基于单站CCD漂移扫描光电设备的同步轨道目标测定轨

地基光电观测在同步轨道目标监测领域具有重要作用.为评估单站光电设备对同步轨道目标的实际测定轨能力，利用上海天文台佘山站1.56m望远镜，采用CCD漂移扫描光电技术，对3颗北斗同步卫星开展试验观测，基于卫星精密星历评估目标的测定轨外符精度.结果表明:同步轨道目标的天文定位在方位和俯仰方向上的外符精度均好于0.3"；在单圈次观测情况下，尽管轨道预报精度较低，约为数千米量级，但是观测弧段内定轨精度可优于百米；在多圈次观测情况下，轨道改进效果显著，定轨精度优于50m，外推至4d的轨道预报精度为百米量级.此外，定量评估了每晚不同观测时间跨度下同步轨道目标的测定轨精度，为单站光电设备实际应用提供了参考. 

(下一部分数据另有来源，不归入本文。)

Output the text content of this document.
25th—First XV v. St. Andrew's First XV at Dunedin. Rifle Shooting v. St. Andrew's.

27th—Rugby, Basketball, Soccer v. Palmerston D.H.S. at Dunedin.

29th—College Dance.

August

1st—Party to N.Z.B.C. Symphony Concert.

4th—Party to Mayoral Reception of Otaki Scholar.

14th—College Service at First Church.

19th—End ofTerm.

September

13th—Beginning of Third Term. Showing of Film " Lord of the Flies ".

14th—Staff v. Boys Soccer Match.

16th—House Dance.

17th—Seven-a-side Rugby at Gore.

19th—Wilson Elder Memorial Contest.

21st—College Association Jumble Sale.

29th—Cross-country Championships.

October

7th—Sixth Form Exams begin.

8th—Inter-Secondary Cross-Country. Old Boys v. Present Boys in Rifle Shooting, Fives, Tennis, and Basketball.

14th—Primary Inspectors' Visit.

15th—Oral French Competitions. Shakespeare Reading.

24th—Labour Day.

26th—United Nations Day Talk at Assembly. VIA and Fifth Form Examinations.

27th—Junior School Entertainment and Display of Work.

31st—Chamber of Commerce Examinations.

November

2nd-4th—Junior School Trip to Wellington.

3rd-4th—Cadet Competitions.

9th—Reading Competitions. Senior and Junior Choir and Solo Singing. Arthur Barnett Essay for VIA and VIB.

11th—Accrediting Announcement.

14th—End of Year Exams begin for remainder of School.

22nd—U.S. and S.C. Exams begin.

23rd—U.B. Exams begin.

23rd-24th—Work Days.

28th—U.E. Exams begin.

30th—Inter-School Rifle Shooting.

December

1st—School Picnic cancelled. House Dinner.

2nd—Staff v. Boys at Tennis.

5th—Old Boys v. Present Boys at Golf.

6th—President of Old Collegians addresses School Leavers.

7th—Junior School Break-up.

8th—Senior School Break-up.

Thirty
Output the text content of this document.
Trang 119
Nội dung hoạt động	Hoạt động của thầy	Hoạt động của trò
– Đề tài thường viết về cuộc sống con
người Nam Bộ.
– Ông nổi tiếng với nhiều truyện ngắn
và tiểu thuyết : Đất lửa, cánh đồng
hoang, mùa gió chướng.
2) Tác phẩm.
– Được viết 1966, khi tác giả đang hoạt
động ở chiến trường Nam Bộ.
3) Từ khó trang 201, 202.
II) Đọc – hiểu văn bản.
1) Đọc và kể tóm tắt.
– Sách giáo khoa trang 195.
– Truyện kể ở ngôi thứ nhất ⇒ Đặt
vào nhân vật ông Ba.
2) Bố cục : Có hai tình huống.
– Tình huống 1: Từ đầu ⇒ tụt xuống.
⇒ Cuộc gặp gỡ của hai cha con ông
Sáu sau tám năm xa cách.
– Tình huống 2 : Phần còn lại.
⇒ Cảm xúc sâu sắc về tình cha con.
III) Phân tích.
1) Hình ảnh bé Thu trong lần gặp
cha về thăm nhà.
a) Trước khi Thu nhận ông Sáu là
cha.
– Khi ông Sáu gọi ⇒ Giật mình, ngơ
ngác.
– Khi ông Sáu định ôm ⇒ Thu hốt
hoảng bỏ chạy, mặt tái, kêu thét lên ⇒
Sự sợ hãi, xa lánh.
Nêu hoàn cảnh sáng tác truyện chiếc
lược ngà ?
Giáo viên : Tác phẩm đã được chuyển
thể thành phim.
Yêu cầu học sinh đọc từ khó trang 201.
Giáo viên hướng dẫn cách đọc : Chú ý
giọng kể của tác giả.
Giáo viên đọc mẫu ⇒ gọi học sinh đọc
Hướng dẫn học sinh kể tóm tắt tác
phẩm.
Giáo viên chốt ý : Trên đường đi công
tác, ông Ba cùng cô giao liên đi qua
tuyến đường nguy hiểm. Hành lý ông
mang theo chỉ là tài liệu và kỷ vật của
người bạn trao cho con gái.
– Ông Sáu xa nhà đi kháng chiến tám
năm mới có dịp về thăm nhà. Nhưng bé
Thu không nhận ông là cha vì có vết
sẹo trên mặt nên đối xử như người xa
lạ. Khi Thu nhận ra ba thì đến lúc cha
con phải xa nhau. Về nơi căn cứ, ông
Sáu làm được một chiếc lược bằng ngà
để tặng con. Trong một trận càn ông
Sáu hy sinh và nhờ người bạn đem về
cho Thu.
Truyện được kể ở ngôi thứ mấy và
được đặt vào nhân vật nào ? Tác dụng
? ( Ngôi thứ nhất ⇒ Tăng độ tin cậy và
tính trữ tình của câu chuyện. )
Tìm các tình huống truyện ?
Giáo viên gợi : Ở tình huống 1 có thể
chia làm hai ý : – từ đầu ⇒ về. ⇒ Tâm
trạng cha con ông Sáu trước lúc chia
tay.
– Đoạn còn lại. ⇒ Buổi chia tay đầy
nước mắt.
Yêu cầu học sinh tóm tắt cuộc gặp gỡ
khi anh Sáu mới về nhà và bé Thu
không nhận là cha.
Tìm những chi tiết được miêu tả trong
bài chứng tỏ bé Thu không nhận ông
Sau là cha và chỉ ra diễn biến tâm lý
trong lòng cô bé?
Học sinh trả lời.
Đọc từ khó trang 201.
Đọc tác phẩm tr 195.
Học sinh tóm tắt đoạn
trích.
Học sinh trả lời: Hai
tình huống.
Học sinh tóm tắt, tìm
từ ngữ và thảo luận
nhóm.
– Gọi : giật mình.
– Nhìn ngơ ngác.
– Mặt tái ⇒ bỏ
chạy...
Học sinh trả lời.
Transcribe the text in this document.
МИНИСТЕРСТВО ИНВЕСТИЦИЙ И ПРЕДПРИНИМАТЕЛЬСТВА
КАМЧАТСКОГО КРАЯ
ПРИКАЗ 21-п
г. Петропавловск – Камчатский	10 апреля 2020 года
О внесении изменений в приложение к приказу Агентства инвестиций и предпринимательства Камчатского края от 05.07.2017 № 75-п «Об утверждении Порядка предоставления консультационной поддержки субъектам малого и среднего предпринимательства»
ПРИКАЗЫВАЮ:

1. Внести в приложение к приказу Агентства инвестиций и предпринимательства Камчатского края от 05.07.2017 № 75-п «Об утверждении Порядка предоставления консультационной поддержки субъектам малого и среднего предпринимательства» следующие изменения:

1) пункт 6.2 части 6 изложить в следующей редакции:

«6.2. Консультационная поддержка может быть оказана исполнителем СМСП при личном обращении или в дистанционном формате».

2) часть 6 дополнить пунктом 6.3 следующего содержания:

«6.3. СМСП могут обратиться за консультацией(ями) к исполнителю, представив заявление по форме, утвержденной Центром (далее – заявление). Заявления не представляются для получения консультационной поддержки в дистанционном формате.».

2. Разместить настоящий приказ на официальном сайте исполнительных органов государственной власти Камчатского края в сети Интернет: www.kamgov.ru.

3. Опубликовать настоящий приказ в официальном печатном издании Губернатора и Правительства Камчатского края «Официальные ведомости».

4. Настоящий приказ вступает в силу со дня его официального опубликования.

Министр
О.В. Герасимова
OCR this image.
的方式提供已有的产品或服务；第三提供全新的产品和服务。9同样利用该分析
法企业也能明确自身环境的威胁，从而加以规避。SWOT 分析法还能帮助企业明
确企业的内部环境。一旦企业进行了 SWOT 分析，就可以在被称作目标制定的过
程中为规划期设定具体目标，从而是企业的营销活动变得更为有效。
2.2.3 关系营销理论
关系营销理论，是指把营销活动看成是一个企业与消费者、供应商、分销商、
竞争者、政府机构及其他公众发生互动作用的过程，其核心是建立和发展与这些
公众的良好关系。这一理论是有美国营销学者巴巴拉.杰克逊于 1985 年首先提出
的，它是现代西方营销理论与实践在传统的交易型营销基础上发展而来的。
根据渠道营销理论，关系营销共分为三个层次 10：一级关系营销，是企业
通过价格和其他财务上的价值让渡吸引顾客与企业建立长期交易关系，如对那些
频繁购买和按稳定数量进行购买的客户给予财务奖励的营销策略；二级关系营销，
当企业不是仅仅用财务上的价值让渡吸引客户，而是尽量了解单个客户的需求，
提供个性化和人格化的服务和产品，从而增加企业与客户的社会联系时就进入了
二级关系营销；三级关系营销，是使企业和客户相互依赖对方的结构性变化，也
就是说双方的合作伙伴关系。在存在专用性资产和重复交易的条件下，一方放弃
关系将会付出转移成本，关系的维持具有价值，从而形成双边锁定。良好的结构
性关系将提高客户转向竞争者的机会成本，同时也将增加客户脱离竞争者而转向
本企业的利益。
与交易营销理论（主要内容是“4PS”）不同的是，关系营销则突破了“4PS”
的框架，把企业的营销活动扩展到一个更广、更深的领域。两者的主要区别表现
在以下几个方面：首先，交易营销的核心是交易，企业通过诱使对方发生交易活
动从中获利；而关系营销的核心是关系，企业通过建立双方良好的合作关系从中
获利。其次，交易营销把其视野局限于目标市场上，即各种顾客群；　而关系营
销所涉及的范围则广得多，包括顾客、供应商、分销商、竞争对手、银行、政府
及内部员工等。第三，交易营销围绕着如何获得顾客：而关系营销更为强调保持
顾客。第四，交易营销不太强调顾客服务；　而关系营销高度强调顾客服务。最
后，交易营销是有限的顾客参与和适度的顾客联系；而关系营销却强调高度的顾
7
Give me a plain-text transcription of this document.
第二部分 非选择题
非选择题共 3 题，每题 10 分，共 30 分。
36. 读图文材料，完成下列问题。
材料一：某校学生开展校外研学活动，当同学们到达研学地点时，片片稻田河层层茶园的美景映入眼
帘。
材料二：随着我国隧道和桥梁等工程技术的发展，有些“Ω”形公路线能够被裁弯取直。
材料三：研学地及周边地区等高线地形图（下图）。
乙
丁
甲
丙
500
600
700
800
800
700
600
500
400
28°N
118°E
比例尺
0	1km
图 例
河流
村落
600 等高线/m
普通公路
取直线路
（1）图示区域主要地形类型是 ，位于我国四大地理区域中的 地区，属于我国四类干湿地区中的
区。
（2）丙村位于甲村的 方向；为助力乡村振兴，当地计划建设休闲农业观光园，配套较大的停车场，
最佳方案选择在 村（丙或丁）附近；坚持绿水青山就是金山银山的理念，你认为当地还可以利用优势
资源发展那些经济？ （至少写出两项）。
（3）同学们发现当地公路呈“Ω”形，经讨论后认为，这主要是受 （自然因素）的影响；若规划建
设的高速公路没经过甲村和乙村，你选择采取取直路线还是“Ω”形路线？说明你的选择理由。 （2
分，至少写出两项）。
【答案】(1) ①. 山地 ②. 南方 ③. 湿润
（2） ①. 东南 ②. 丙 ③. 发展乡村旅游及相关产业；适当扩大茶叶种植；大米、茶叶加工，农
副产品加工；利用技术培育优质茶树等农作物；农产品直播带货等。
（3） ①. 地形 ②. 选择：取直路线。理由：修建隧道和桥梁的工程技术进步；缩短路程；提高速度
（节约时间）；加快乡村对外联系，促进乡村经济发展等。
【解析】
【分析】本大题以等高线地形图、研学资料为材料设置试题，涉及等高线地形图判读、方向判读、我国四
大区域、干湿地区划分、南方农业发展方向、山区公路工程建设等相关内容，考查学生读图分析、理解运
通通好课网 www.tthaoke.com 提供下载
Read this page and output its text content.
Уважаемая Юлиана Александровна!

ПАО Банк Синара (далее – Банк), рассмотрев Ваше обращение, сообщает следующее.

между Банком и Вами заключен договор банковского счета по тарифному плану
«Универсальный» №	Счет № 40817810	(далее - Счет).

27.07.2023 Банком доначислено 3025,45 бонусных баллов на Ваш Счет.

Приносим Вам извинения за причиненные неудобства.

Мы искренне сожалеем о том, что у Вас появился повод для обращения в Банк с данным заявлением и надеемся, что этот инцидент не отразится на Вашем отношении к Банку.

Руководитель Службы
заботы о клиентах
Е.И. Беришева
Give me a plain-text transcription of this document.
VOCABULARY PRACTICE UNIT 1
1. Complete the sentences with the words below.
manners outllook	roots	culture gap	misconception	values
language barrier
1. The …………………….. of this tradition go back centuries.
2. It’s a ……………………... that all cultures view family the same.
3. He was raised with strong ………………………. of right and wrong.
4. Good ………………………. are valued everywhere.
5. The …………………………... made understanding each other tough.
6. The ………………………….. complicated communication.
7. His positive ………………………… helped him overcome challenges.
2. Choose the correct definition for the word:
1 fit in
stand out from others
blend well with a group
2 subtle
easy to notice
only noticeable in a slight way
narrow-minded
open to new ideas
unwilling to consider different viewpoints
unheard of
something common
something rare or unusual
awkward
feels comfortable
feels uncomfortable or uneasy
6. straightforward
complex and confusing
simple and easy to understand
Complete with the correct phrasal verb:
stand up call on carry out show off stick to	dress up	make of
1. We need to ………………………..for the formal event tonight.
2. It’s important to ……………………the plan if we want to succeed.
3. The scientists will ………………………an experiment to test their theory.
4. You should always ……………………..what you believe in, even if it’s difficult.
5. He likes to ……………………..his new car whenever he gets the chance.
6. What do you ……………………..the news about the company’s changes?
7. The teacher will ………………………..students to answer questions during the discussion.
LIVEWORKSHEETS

Orbit Determination for Geostationary Earth Orbit Targets Based on the CCD Drift-scan Photoelectric Telescope at One Single Stationormalsize

As a passive measurement method, the ground-based photoelectric observation is not limited by the equipment on the satellite and can be used to measure most of Geostationary Earth Orbit (GEO) targets above the station. The ground-based photoelectric observation has the advantages of low operating cost, strong intuition and high measurement precision, hence it can play an important role in monitoring the GEO targets. In order to evaluate the actual monitoring ability for GEO targets based on the photoelectric telescope at one single station, observation experiments of 3 Beidou GEO satellites are carried out by 1.56-meter telescope with CCD drift-scan photoelectric technology of Shanghai Astronomical Observatory. The external precisions are estimated by the precise ephemeris of the satellites. The results show that the accuracy of the celestial positioning of the GEO satellites is better than 0.3" in both azimuth and elevation. In the case of single observation pass, although the accuracy of orbit prediction is low, the orbit determination accuracy during observation arc is better than 100m. The effect of orbit improvement based on multi-pass of observations is obvious. In the absence of orbit control, the orbit determination accuracy is better than 50m, and the prediction precision of extrapolating to 4-day is about the order of hundreds of meters. In addition, the accuracy of the orbit prediction of the GEO target in the case of different observation time span is quantitatively evaluated, which can provide the reference for the practical application of the CCD drift-scan photoelectric telescope at one single station.